Fun with Computational Linguistics

I am smarter than a high schooler, or, at least, better at some types of quizzes. I ran across a mention of the North American Computational Linguistics Olympiad, and amused myself by taking the first-round test given in February. Depending on whether you count two of my answers as correct, I either scored 97.95 out of 100, beating all of the high schoolers who took the test; 95.97, placing second; or 95.18, placing third. (In one case, the question asked which verb was irregular, I wrote down the verb stem, and the solution book gave the conjugated form. In the other, my answer is correct, but the answer in the solution book is wrong. I count both as moral victories, but for the purpose of competition, I have to take into account how the tests are actually graded. And, to be completely fair, I should note I allowed myself a break while taking the test, although my total time was twenty minutes under the limit and I didn’t let myself revisit any questions I’d done before the break.)
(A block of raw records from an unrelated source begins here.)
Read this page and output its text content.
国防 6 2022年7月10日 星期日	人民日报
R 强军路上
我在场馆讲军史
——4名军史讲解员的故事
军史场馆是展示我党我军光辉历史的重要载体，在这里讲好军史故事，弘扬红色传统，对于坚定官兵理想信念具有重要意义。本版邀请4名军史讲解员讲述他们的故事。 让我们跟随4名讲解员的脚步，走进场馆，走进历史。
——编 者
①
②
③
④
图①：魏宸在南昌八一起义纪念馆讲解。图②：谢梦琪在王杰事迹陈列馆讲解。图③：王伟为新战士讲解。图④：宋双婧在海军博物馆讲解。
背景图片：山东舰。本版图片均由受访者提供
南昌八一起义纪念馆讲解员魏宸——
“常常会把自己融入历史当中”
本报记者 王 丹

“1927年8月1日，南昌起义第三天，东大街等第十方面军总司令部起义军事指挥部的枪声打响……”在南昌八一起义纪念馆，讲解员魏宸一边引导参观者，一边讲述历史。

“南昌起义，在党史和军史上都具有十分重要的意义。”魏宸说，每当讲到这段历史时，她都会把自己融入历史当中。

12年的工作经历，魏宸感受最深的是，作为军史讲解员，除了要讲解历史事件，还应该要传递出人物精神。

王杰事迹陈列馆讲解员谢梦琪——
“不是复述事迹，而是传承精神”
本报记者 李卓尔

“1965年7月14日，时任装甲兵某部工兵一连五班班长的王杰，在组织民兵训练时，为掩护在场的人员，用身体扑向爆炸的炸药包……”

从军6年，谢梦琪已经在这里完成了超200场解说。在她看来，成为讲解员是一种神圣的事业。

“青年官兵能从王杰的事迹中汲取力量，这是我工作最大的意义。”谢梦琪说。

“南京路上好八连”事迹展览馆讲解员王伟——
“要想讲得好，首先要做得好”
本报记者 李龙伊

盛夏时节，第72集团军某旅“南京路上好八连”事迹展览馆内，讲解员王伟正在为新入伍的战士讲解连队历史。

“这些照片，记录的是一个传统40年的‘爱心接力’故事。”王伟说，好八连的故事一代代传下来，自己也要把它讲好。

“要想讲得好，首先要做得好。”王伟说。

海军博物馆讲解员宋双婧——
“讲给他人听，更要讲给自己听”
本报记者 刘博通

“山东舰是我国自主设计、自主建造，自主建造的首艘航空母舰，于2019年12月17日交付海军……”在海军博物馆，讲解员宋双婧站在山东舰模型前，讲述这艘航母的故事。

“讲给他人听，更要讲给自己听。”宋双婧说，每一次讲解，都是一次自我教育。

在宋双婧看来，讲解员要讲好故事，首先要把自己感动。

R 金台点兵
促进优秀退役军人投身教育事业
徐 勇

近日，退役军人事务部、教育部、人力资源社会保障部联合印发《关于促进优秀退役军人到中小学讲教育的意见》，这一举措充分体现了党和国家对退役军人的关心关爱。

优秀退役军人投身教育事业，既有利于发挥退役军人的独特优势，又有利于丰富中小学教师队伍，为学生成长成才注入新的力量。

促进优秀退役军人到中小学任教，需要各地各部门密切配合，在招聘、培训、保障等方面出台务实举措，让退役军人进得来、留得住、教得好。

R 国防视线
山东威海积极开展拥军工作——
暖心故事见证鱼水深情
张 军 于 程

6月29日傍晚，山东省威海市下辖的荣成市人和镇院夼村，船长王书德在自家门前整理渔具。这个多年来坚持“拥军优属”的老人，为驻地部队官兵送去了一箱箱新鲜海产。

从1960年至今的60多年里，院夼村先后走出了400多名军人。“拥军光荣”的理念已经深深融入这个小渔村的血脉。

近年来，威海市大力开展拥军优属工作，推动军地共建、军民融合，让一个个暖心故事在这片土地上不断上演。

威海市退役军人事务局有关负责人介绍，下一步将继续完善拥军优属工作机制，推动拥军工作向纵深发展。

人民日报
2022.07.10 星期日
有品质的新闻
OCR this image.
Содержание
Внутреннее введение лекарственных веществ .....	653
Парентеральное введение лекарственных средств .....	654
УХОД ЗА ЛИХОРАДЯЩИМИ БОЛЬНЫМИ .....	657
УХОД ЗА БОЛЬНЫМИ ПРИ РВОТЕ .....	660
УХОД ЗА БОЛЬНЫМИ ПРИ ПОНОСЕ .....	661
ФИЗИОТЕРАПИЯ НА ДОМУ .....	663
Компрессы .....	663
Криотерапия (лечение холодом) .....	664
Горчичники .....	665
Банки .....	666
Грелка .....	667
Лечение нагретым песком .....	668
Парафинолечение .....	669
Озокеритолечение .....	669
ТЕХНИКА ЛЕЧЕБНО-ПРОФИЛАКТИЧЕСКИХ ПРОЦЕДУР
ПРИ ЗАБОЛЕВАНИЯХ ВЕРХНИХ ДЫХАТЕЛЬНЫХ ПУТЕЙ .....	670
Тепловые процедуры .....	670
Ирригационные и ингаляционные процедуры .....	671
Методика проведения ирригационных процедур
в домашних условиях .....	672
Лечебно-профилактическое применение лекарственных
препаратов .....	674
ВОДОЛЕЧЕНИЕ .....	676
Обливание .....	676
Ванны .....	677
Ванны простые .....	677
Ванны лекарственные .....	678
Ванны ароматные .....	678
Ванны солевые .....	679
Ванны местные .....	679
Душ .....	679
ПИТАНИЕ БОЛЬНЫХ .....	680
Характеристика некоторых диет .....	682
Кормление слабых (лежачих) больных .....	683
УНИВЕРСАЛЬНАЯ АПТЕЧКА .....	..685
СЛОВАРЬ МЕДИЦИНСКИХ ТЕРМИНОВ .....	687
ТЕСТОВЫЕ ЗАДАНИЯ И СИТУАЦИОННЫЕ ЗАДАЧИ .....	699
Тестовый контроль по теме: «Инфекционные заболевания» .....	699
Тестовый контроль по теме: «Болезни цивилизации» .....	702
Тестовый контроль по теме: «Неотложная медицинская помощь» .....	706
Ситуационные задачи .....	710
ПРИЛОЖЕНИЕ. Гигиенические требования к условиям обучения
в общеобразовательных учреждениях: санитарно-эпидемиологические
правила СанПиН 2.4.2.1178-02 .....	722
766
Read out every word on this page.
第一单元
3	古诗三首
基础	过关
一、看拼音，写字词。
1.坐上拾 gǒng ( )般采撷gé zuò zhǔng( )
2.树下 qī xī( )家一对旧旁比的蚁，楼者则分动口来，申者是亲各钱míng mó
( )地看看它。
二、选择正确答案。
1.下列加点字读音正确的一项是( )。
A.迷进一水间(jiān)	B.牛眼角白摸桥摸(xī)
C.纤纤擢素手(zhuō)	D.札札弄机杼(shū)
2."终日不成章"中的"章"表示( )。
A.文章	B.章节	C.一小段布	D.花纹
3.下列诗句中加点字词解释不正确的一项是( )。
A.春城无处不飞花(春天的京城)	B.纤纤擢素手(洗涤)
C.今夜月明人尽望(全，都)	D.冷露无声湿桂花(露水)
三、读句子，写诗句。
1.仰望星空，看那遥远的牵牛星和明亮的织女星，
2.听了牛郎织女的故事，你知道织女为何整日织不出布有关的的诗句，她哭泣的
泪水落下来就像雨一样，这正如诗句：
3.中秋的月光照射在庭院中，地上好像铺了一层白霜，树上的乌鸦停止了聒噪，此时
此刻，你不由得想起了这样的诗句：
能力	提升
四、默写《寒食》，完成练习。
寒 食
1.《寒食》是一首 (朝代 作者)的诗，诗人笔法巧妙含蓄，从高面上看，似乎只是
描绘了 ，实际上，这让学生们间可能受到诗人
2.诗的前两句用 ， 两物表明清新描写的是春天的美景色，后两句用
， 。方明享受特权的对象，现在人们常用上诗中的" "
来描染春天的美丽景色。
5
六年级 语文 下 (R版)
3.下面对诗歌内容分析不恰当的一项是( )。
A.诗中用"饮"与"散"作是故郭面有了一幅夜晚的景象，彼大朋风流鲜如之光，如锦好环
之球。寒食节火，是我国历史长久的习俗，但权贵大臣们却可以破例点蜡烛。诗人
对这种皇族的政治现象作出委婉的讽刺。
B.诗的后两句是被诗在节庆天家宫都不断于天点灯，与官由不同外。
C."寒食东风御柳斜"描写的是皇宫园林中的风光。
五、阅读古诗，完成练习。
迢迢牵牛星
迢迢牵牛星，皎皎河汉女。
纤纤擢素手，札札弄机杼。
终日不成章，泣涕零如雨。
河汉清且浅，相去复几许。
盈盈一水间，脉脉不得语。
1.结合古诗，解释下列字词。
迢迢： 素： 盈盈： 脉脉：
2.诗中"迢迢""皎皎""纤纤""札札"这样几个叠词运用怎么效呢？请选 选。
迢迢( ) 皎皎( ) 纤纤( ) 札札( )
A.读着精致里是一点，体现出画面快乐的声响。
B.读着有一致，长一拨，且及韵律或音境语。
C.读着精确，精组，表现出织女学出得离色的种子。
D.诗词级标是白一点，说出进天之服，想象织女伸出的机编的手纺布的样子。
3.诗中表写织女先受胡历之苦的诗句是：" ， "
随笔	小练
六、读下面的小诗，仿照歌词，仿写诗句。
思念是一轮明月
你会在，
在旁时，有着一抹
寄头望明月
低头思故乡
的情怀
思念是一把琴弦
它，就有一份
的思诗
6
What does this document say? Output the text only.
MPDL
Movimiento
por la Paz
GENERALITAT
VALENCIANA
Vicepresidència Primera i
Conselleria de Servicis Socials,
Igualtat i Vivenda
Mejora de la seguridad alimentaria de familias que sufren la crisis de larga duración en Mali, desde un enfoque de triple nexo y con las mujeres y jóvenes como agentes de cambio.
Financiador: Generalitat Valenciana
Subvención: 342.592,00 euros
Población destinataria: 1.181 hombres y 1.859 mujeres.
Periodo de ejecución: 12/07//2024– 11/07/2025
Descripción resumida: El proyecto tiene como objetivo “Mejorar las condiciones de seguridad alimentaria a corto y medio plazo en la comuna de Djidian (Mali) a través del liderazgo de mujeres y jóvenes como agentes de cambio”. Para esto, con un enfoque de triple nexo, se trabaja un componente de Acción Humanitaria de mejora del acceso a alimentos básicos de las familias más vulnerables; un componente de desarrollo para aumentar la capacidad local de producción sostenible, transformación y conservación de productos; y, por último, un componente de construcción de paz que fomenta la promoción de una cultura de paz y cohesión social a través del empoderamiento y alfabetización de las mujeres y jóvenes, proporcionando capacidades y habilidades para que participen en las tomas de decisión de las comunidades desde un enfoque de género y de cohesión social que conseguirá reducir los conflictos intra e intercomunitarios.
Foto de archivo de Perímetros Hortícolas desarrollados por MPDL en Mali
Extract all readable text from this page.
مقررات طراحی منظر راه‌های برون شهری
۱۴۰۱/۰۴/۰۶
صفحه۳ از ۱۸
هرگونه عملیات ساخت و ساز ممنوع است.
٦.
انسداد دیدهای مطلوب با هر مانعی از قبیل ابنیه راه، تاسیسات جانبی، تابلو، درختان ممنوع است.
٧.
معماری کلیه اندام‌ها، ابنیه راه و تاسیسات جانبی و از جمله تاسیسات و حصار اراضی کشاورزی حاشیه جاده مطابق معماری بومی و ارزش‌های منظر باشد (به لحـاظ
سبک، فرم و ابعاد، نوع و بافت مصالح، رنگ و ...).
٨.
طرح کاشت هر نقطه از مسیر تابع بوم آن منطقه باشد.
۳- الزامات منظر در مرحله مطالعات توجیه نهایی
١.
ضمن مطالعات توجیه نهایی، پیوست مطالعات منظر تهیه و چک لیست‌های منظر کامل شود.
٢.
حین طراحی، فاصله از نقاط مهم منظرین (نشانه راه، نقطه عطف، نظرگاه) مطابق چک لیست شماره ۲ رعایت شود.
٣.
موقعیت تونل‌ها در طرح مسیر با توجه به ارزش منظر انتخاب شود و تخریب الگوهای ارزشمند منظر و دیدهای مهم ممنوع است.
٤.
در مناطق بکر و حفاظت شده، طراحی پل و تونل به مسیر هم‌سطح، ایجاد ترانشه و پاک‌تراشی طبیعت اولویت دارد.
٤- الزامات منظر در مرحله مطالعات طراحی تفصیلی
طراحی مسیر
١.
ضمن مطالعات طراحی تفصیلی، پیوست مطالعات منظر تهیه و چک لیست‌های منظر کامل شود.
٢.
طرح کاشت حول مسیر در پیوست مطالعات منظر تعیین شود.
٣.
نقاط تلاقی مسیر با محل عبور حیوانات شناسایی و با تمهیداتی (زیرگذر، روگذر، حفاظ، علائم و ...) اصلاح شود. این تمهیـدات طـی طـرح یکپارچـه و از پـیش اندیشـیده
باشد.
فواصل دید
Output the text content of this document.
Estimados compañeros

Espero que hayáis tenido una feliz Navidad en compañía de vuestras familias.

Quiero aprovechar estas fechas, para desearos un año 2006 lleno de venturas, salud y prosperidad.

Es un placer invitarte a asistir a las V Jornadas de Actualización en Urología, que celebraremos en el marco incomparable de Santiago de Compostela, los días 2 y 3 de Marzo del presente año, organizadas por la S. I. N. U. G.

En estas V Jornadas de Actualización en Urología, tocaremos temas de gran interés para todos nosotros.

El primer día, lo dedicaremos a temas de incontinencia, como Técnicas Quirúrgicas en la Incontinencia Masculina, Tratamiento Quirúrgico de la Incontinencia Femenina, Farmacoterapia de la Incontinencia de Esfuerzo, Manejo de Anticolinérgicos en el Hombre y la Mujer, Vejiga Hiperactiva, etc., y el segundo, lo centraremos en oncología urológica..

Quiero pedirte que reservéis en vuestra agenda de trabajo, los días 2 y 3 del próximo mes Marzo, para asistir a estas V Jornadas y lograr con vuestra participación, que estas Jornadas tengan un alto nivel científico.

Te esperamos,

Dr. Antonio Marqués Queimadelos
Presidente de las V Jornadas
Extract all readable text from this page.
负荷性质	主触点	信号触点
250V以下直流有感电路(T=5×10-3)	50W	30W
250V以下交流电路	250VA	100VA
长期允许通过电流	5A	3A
To give you an idea of what the test was like, one question gave eight sentences in a Native American dialect, with the English translations in random order, and you had to work out which sentences were the same. Another gave two articles on the same subject, one in English and one in Indonesian, which were not translations of each other, and challenged you to figure out what various Indonesian words meant. The test designers deliberately chose obscure languages from distant language families to test your ability to tease out principles and correspondences. It’s a fun challenge, and my experience with Hungarian probably served me in good stead, by giving me a more flexible notion of what grammar can be like.

I also ran across a quick and easy vocabulary quiz which estimates how many English words you know. I got an estimated English vocabulary of 39,200 words. Then I retook the test and only checked the boxes when I knew the Hungarian translation of a word, and got an estimate of 4,280 words. Interestingly, if you look at the graph of results for non-native speakers, I’m right at the peak—4.7% of non-native speakers had a vocabulary between 4,250 and 4,749 words, although the median was higher, at 7,826 words. Taking the test the way I did isn’t really a valid measurement of anything, and comparing the results to a self-selected sample of non-native English speakers is even less valid, but it’s still kind of interesting.